013

361 35 51
                                    

Henry

Son toprak parçasını da fırlatınca cesedin üzeri kapanıyor.

Ormana geldik. Eve arabada bekliyor, çıkmasını istemedim. O aşağılık heriften kalan eşyaları da elime alıyorum.

İnsanoğlu beni şaşırtmıyor. Eve bu haldeyken ona ben sana söylemiştim vaazı vermek istemiyorum ama en azından kendi içinde bana hak vermesini diliyorum. Çıkarı olmadığı halde iyilik yapan ve koşulsuz seven insan sayısı çok az ve belli ki Theo da bunlardan değil.

Aklıma Joe geliyor. O da bu istisnalardan olabilir.

Joe'nun dediklerinde haklı olabileceğini düşünüyorum.

Ait olan geri döner.

Ne şekilde olduğu umrumda değil, sonuç olarak Eve ilk benim yanıma koşmadı mı?

Belki de artık akışına bırakmalı, sonucunda Eve'in bana katılıp katılmayacağını öğrenmeliyim. Bir yalanımı daha yakalarsa onu sonsuza kadar kaybedeceğimi biliyorum. Bu riski göze alamam.

Gelişigüzel bir şekilde para bulmak umuduyla Theo'nun cüzdanını karıştırıyorum. Çulsuzun teki olduğunu düşünüyorum ama para çekleri ve banknotlar bulunca duraksıyorum.
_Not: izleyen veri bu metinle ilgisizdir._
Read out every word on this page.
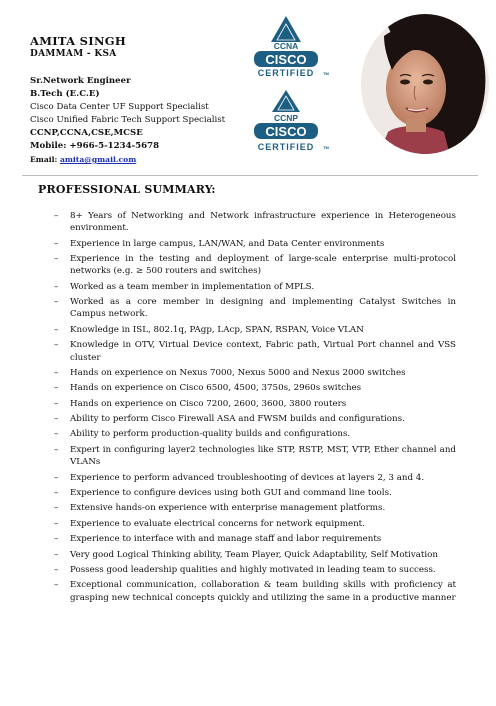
AMITA SINGH
DAMMAM - KSA
Sr.Network Engineer
B.Tech (E.C.E)
Cisco Data Center UF Support Specialist
Cisco Unified Fabric Tech Support Specialist
CCNP,CCNA,CSE,MCSE
Mobile: +966-5-1234-5678
Email: amita@gmail.com
CCNA
CISCO
CERTIFIED TM
CCNP
CISCO
CERTIFIED TM
PROFESSIONAL SUMMARY:
– 8+ Years of Networking and Network infrastructure experience in Heterogeneous environment.
– Experience in large campus, LAN/WAN, and Data Center environments
– Experience in the testing and deployment of large-scale enterprise multi-protocol networks (e.g. ≥ 500 routers and switches)
– Worked as a team member in implementation of MPLS.
– Worked as a core member in designing and implementing Catalyst Switches in Campus network.
– Knowledge in ISL, 802.1q, PAgp, LAcp, SPAN, RSPAN, Voice VLAN
– Knowledge in OTV, Virtual Device context, Fabric path, Virtual Port channel and VSS cluster
– Hands on experience on Nexus 7000, Nexus 5000 and Nexus 2000 switches
– Hands on experience on Cisco 6500, 4500, 3750s, 2960s switches
– Hands on experience on Cisco 7200, 2600, 3600, 3800 routers
– Ability to perform Cisco Firewall ASA and FWSM builds and configurations.
– Ability to perform production-quality builds and configurations.
– Expert in configuring layer2 technologies like STP, RSTP, MST, VTP, Ether channel and VLANs
– Experience to perform advanced troubleshooting of devices at layers 2, 3 and 4.
– Experience to configure devices using both GUI and command line tools.
– Extensive hands-on experience with enterprise management platforms.
– Experience to evaluate electrical concerns for network equipment.
– Experience to interface with and manage staff and labor requirements
– Very good Logical Thinking ability, Team Player, Quick Adaptability, Self Motivation
– Possess good leadership qualities and highly motivated in leading team to success.
– Exceptional communication, collaboration & team building skills with proficiency at grasping new technical concepts quickly and utilizing the same in a productive manner
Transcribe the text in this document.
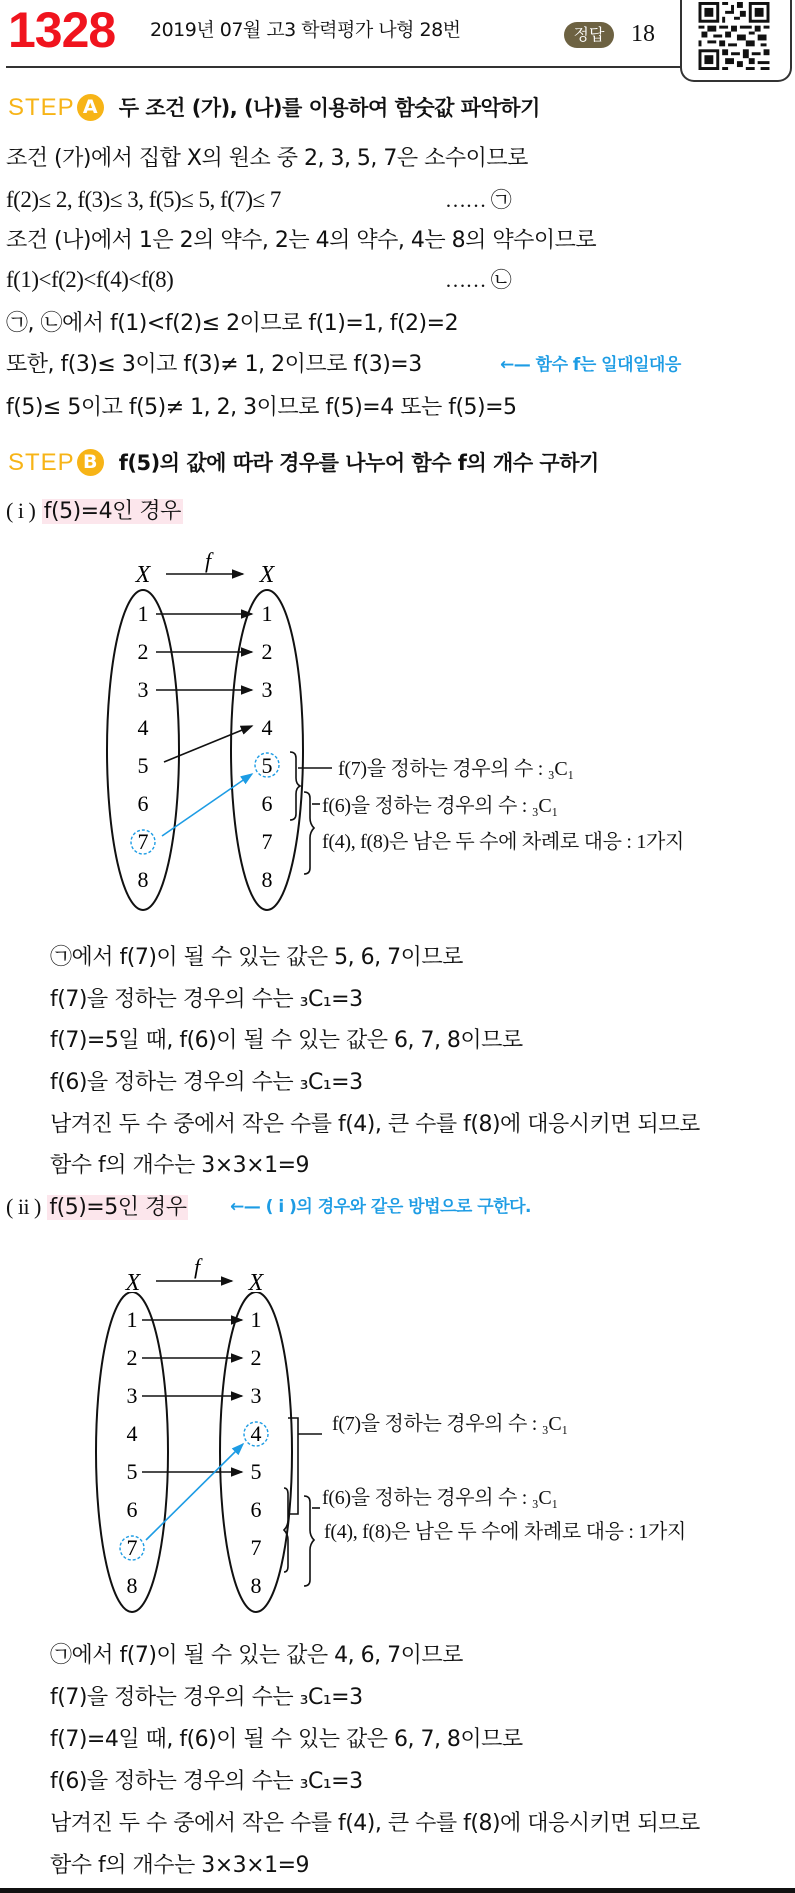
1328 2019년 07월 고3 학력평가 나형 28번	정답	18
STEP A 두 조건 (가), (나)를 이용하여 함숫값 파악하기
조건 (가)에서 집합 X의 원소 중 2, 3, 5, 7은 소수이므로
f(2)≤ 2, f(3)≤ 3, f(5)≤ 5, f(7)≤ 7	…… ㉠
조건 (나)에서 1은 2의 약수, 2는 4의 약수, 4는 8의 약수이므로
f(1)<f(2)<f(4)<f(8)	…… ㉡
㉠, ㉡에서 f(1)<f(2)≤ 2이므로 f(1)=1, f(2)=2
또한, f(3)≤ 3이고 f(3)≠ 1, 2이므로 f(3)=3	←— 함수 f는 일대일대응
f(5)≤ 5이고 f(5)≠ 1, 2, 3이므로 f(5)=4 또는 f(5)=5
STEP B f(5)의 값에 따라 경우를 나누어 함수 f의 개수 구하기
( i ) f(5)=4인 경우
X	X
f
1
2
3
4
5
6
7
8
1
2
3
4
5
6
7
8
f(7)을 정하는 경우의 수 : ₃C₁
f(6)을 정하는 경우의 수 : ₃C₁
f(4), f(8)은 남은 두 수에 차례로 대응 : 1가지
㉠에서 f(7)이 될 수 있는 값은 5, 6, 7이므로
f(7)을 정하는 경우의 수는 ₃C₁=3
f(7)=5일 때, f(6)이 될 수 있는 값은 6, 7, 8이므로
f(6)을 정하는 경우의 수는 ₃C₁=3
남겨진 두 수 중에서 작은 수를 f(4), 큰 수를 f(8)에 대응시키면 되므로
함수 f의 개수는 3×3×1=9
( ii ) f(5)=5인 경우	←— ( i )의 경우와 같은 방법으로 구한다.
X	X
f
1
2
3
4
5
6
7
8
1
2
3
4
5
6
7
8
f(7)을 정하는 경우의 수 : ₃C₁
f(6)을 정하는 경우의 수 : ₃C₁
f(4), f(8)은 남은 두 수에 차례로 대응 : 1가지
㉠에서 f(7)이 될 수 있는 값은 4, 6, 7이므로
f(7)을 정하는 경우의 수는 ₃C₁=3
f(7)=4일 때, f(6)이 될 수 있는 값은 6, 7, 8이므로
f(6)을 정하는 경우의 수는 ₃C₁=3
남겨진 두 수 중에서 작은 수를 f(4), 큰 수를 f(8)에 대응시키면 되므로
함수 f의 개수는 3×3×1=9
Basit bir garson maaşıyla elde edilebilecek miktarlar olmadığı kesin.

Biraz daha karıştırınca basılı bir fotoğraf buluyorum. Arkasını çevirmemle Eve'in dalgın yüzünü görmem bir oluyor. Gizlice çekilmiş olduğu belli. Hırsla diğer cepleri karıştırıyorum ve başka fotoğraflar karşıma çıkıyor. Benim uzaktan çekilmiş resmim, otel odasında hep birlikteyken Joe ve Robin'in de dahil oldukları ve Eve'in garson üniforması içinde gülümseyen yüzü. İrkiliyorum.

Bu adam tahmin ettiğimden daha tehlikeli.

Arabanın kapısını açınca Eve irkiliyor. "Bitti mi?" diyor kısık sesle. Belli ki yine ağlamış.

Fotoğrafları ona uzatıyorum. Gözleri irileşiyor. "Ondan mı çıktı bunlar?"

Başımı sallayarak onaylıyorum. "Her kimle çalışıyorsa uzun süredir bizimle iletişime geçmek için çabaladığı belli." Cüzdanı fırlatırken direksiyona geçiyorum. "Ajan olabilir, Vex'in adamı olabilir, herhangi bir devletin adamı olabilir..." İç geçiyorum. "Yarın buradan gidiyoruz."

Arabayı çalıştırıyorum. Yutkunarak bana bakıyor. "Nereye?"

"Bizi bulamayacakları bir yere. Bu adamın ölümü başımıza iş açmadan izimizi kaybettirmeliyiz." İtiraz etmemesine şaşırıyorum. Şok içinde olmalı.

Yolda sessizce gidiyoruz. Bir süre sonra yavaşça, "Robin'ler de gelmeli." diyor. Kaşlarımı çatıyorum.

"Onları almadan gideceğimi nereden çıkardın?" Direksiyona vuruyorum. "Sabahın ilk ışıklarıyla bu arabanın plakasını sökeceğiz ve yola çıkacağız."

Bakışlarını yüzümde hissediyorum ama gözlerimi yoldan çevirmiyorum.

Neden sonra sessizliği bölüyor.

"En başından beri blöftü, değil mi?"

Karşılık vermiyorum.

*

"Nerede kaldınız?" diye çemkiriyor Robin. Saatlerdir lobide bizi bekledikleri için çok sinirli. Eve olan biteni anlatmak istemiyor, o yüzden sözü devralıyorum.

"Theo ajan çıktı, icabına baktım ve yarın buradan ayrılıyoruz."

"Ne?" diye bağırıyor ikisi bir ağızdan. Başım ağrıyor. Alnımı ovuşturuyorum.